Where the technology will be used... (0)

Anonymous Coward | about 2 years ago | (#40522049)

The investors called this morning. They want to know if we can grow "really large penises".

"No way. Say it isn't true."

"Do we have any 12 inch long petri dishes?"

A blood vessel isn't just empty space though (0)

Anonymous Coward | about 2 years ago | (#40522169)

A blood vessel isn't just empty space though. It has walls that expand and contract in response to various conditions. I assume normal vessels also resist intrusion. It seems like organs that are simply using "dug canals" to get blood might end up with cells filling the canals. Also, when normal organs in your body are responding to vascular stimulus, these guys will just sit there. It's an interesting idea though. Maybe they'll grow real vessels by pumping the right kind of stem cell into these voids, using them as a scaffold.

Re:A blood vessel isn't just empty space though (3, Informative)

Ungrounded Lightning (62228) | about 2 years ago | (#40522699)

A blood vessel isn't just empty space though. It has walls that expand and contract in response to various conditions. I assume normal vessels also resist intrusion.

As I read it this process does one of the following:
  - reserves the space for the blood vessels to grow into a bit later (and perhaps marks it with growth factors to encourage vascularization along the paths.)
  - provides a scaffold around which the blood vessels form, then dissolves away to leave the resulting vessels open.

So, how many... (1)

Chris Mattern (191822) | about 2 years ago | (#40522221)

...licks does it take to get to the center of a heart attack?

Built with a RepRap! (1)

MauiJerry (2491522) | about 2 years ago | (#40522777)
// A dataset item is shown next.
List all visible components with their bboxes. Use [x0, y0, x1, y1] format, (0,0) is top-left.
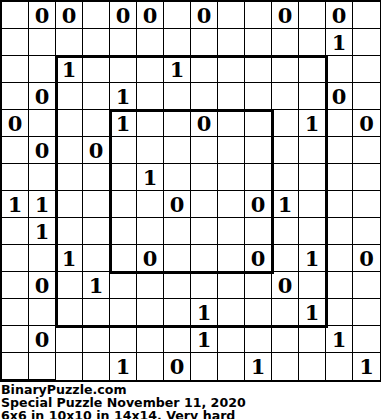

Hack-a-Day also carries the story ... http://hackaday.com/2012/07/02/printing-organs-with-a-3d-printer/ [hackaday.com] Jordan Miller is one of the lead researchers at UPenn - and a major contributor to RepRap and other Open Source 3D Printing. The HackaDay post links to the UPenn press release, and embeds the video linked earlier.

Wow! (0)

Anonymous Coward | about 2 years ago | (#40523053)

This breakthrought is absolutely SWEET!